This mind-like device sees and remembers movements instantly

RMIT PhD scholar and study first author Thiha Aung inspects the team's neuromorphic vision device. Credit: Will Wright/ RMIT University.

Engineers at RMIT University have created a tiny device that can process hand movements in real time, store visual memories, and perform brain-like tasks without needing an external computer.

This breakthrough, published in the journal Advanced Materials Technologies, is a major step toward enhancing technology in areas like robotics, autonomous vehicles, and human interaction.

The device is based on “neuromorphic” technology, which means it mimics the way the human brain processes information.

Traditional digital technologies are powerful but consume a lot of energy and struggle to handle large amounts of complex visual data quickly.

In contrast, neuromorphic systems process information more efficiently, just like our brains do.

Professor Sumeet Walia, who led the research, explains that this brain-like processing could make visual tasks in technology much faster and less power-hungry.

At the heart of the device is a material called molybdenum disulfide (MoS2). The RMIT team discovered that by creating atomic-level defects in MoS2, the material can capture light and convert it into electrical signals, much like how our eyes send visual information to our brain.
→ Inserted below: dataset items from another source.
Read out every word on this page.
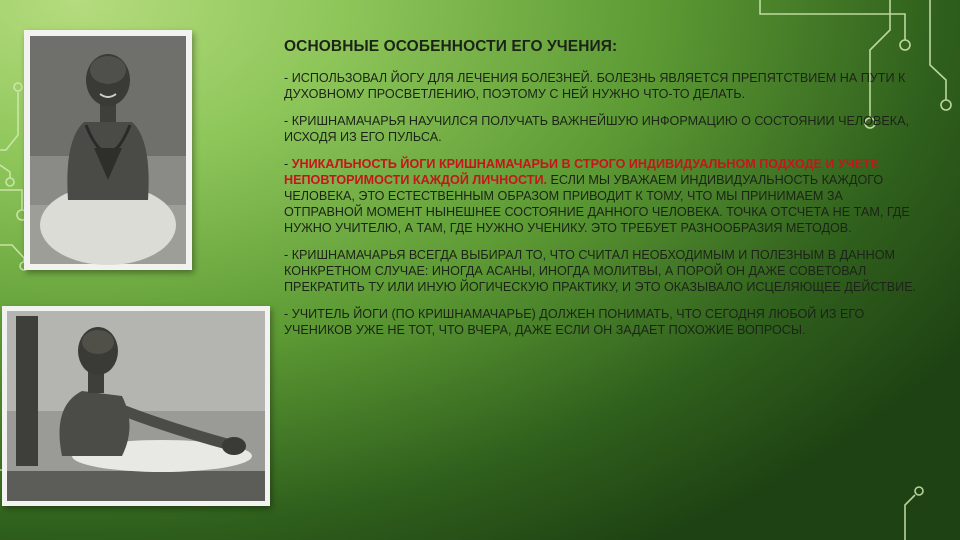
ОСНОВНЫЕ ОСОБЕННОСТИ ЕГО УЧЕНИЯ:

- ИСПОЛЬЗОВАЛ ЙОГУ ДЛЯ ЛЕЧЕНИЯ БОЛЕЗНЕЙ. БОЛЕЗНЬ ЯВЛЯЕТСЯ ПРЕПЯТСТВИЕМ НА ПУТИ К ДУХОВНОМУ ПРОСВЕТЛЕНИЮ, ПОЭТОМУ С НЕЙ НУЖНО ЧТО-ТО ДЕЛАТЬ.

- КРИШНАМАЧАРЬЯ НАУЧИЛСЯ ПОЛУЧАТЬ ВАЖНЕЙШУЮ ИНФОРМАЦИЮ О СОСТОЯНИИ ЧЕЛОВЕКА, ИСХОДЯ ИЗ ЕГО ПУЛЬСА.

- УНИКАЛЬНОСТЬ ЙОГИ КРИШНАМАЧАРЬИ В СТРОГО ИНДИВИДУАЛЬНОМ ПОДХОДЕ И УЧЕТЕ НЕПОВТОРИМОСТИ КАЖДОЙ ЛИЧНОСТИ. ЕСЛИ МЫ УВАЖАЕМ ИНДИВИДУАЛЬНОСТЬ КАЖДОГО ЧЕЛОВЕКА, ЭТО ЕСТЕСТВЕННЫМ ОБРАЗОМ ПРИВОДИТ К ТОМУ, ЧТО МЫ ПРИНИМАЕМ ЗА ОТПРАВНОЙ МОМЕНТ НЫНЕШНЕЕ СОСТОЯНИЕ ДАННОГО ЧЕЛОВЕКА. ТОЧКА ОТСЧЕТА НЕ ТАМ, ГДЕ НУЖНО УЧИТЕЛЮ, А ТАМ, ГДЕ НУЖНО УЧЕНИКУ. ЭТО ТРЕБУЕТ РАЗНООБРАЗИЯ МЕТОДОВ.

- КРИШНАМАЧАРЬЯ ВСЕГДА ВЫБИРАЛ ТО, ЧТО СЧИТАЛ НЕОБХОДИМЫМ И ПОЛЕЗНЫМ В ДАННОМ КОНКРЕТНОМ СЛУЧАЕ: ИНОГДА АСАНЫ, ИНОГДА МОЛИТВЫ, А ПОРОЙ ОН ДАЖЕ СОВЕТОВАЛ ПРЕКРАТИТЬ ТУ ИЛИ ИНУЮ ЙОГИЧЕСКУЮ ПРАКТИКУ, И ЭТО ОКАЗЫВАЛО ИСЦЕЛЯЮЩЕЕ ДЕЙСТВИЕ.

- УЧИТЕЛЬ ЙОГИ (ПО КРИШНАМАЧАРЬЕ) ДОЛЖЕН ПОНИМАТЬ, ЧТО СЕГОДНЯ ЛЮБОЙ ИЗ ЕГО УЧЕНИКОВ УЖЕ НЕ ТОТ, ЧТО ВЧЕРА, ДАЖЕ ЕСЛИ ОН ЗАДАЕТ ПОХОЖИЕ ВОПРОСЫ.
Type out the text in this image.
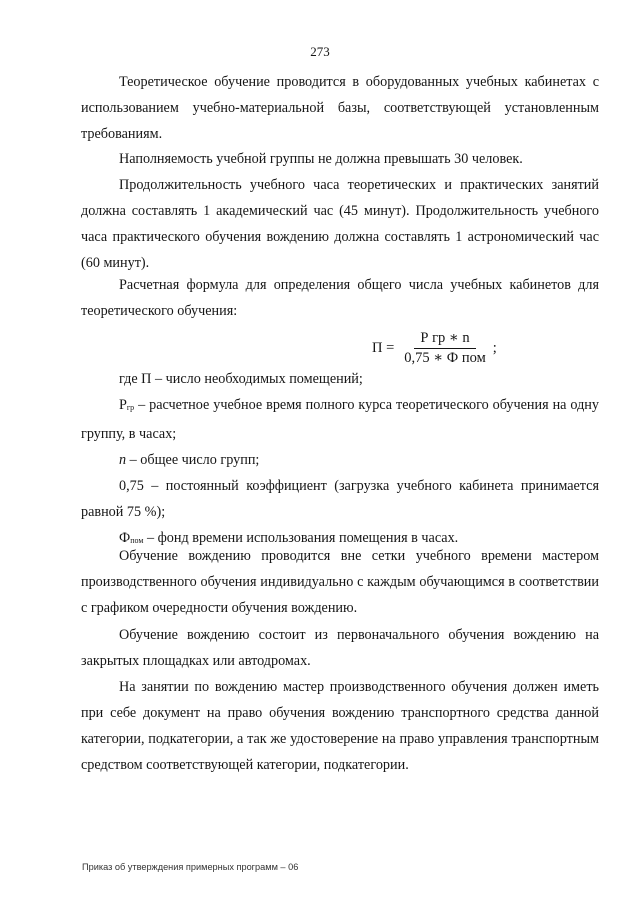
273

Теоретическое обучение проводится в оборудованных учебных кабинетах с использованием учебно-материальной базы, соответствующей установленным требованиям.

Наполняемость учебной группы не должна превышать 30 человек.

Продолжительность учебного часа теоретических и практических занятий должна составлять 1 академический час (45 минут). Продолжительность учебного часа практического обучения вождению должна составлять 1 астрономический час (60 минут).

Расчетная формула для определения общего числа учебных кабинетов для теоретического обучения:

$П = \frac{\text{Р гр ∗ n}}{\text{0,75 ∗ Ф пом}}$ ;

где П – число необходимых помещений;

$Р_{гр}$ – расчетное учебное время полного курса теоретического обучения на одну группу, в часах;

n – общее число групп;

0,75 – постоянный коэффициент (загрузка учебного кабинета принимается равной 75 %);

$Ф_{пом}$ – фонд времени использования помещения в часах.

Обучение вождению проводится вне сетки учебного времени мастером производственного обучения индивидуально с каждым обучающимся в соответствии с графиком очередности обучения вождению.

Обучение вождению состоит из первоначального обучения вождению на закрытых площадках или автодромах.

На занятии по вождению мастер производственного обучения должен иметь при себе документ на право обучения вождению транспортного средства данной категории, подкатегории, а так же удостоверение на право управления транспортным средством соответствующей категории, подкатегории.

Приказ об утверждения примерных программ – 06
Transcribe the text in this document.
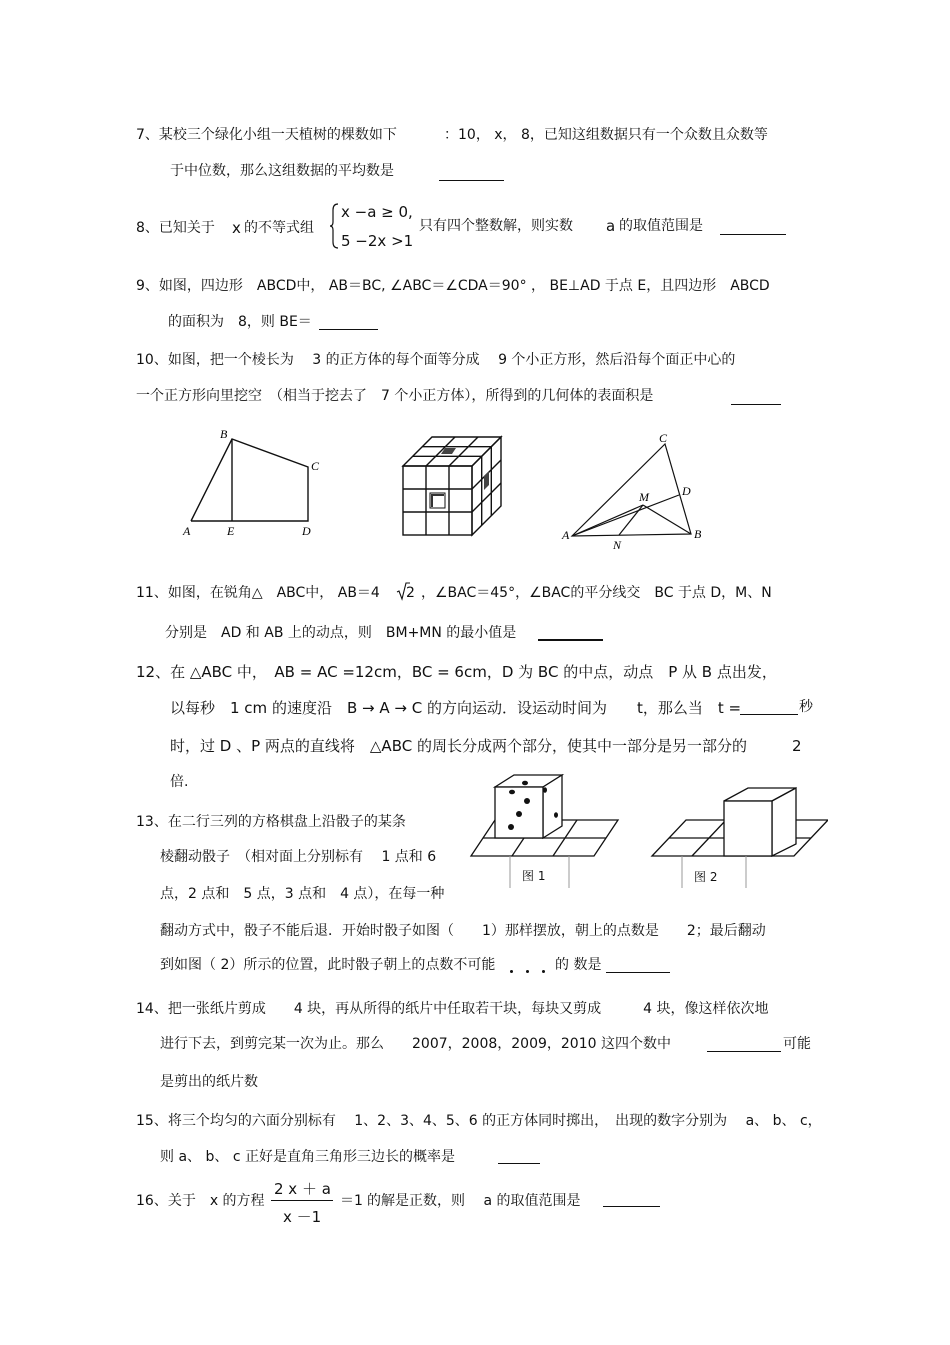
7、某校三个绿化小组一天植树的棵数如下	：10， x， 8，已知这组数据只有一个众数且众数等
于中位数，那么这组数据的平均数是
8、已知关于 x 的不等式组
x −a ≥ 0,
5 −2x >1
只有四个整数解，则实数 a 的取值范围是
9、如图，四边形　ABCD中， AB＝BC, ∠ABC＝∠CDA＝90° ， BE⊥AD 于点 E，且四边形　ABCD
的面积为　8，则 BE＝
10、如图，把一个棱长为　 3 的正方体的每个面等分成　 9 个小正方形，然后沿每个面正中心的
一个正方形向里挖空　（相当于挖去了　7 个小正方体），所得到的几何体的表面积是
B
C
A	E	D
C
D
M
A
N
B
11、如图，在锐角△　ABC中， AB＝4 2 ，∠BAC＝45°，∠BAC的平分线交　BC 于点 D，M、N
分别是　AD 和 AB 上的动点，则　BM+MN 的最小值是
12、在 △ABC 中，　AB = AC =12cm，BC = 6cm，D 为 BC 的中点，动点　P 从 B 点出发，
以每秒　1 cm 的速度沿　B → A → C 的方向运动．设运动时间为　　t，那么当　t =	秒
时，过 D 、P 两点的直线将　△ABC 的周长分成两个部分，使其中一部分是另一部分的　　　2
倍.
13、在二行三列的方格棋盘上沿骰子的某条
棱翻动骰子　（相对面上分别标有　 1 点和 6
点，2 点和　5 点，3 点和　4 点），在每一种
翻动方式中，骰子不能后退．开始时骰子如图（　　1）那样摆放，朝上的点数是　　2；最后翻动
到如图（ 2）所示的位置，此时骰子朝上的点数不可能	的 数是
图 1	图 2
14、把一张纸片剪成　　4 块，再从所得的纸片中任取若干块，每块又剪成　　　4 块，像这样依次地
进行下去，到剪完某一次为止。那么　　2007，2008，2009，2010 这四个数中	可能
是剪出的纸片数
15、将三个均匀的六面分别标有　 1、2、3、4、5、6 的正方体同时掷出，　出现的数字分别为　 a、 b、 c，
则 a、 b、 c 正好是直角三角形三边长的概率是
16、关于　x 的方程
2 x ＋ a
x －1
＝1 的解是正数，则　 a 的取值范围是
This ability allows the device to detect changes in its environment instantly and store those changes as memories, without the need for massive amounts of data or energy.

In their experiments, the researchers showed how the device could detect hand movements without capturing them frame by frame, a process called edge detection.

This approach dramatically reduces the amount of data needed to understand what is happening, making it incredibly efficient.

Once the movement was detected, the device stored it as a memory, ready to process new information in real time. This is different from traditional digital cameras, which capture thousands of images to detect motion, consuming much more power and processing time.

The team also demonstrated that their device could replicate a behavior called “leaky integrate-and-fire” (LIF) neuron activity, which is a key function of the brain’s neural networks.

This ability means the device doesn’t just detect movement but can also process it in a way that resembles how our brain reacts to what we see.

The researchers believe this technology could transform how robots and autonomous vehicles respond to visual information. Unlike current systems that require heavy computing to process visual data, the RMIT device could react almost instantly, potentially making self-driving cars safer and robotic assistants more responsive.

In manufacturing or care settings, for example, robots could better understand human movements and react with minimal delay.

Looking ahead, the team plans to scale up the technology from a single-pixel device to larger arrays, which would allow for even more complex visual processing. They also hope to explore materials beyond MoS2 to expand the device’s capabilities, potentially allowing it to detect things like toxic gases or pathogens in real time.

Professor Walia sees their work as complementing traditional computing rather than replacing it. While digital systems excel in many areas, neuromorphic technology like this offers significant advantages for visual tasks that require real-time operation and energy efficiency.

This breakthrough could pave the way for smarter, faster, and more interactive technology in the near future.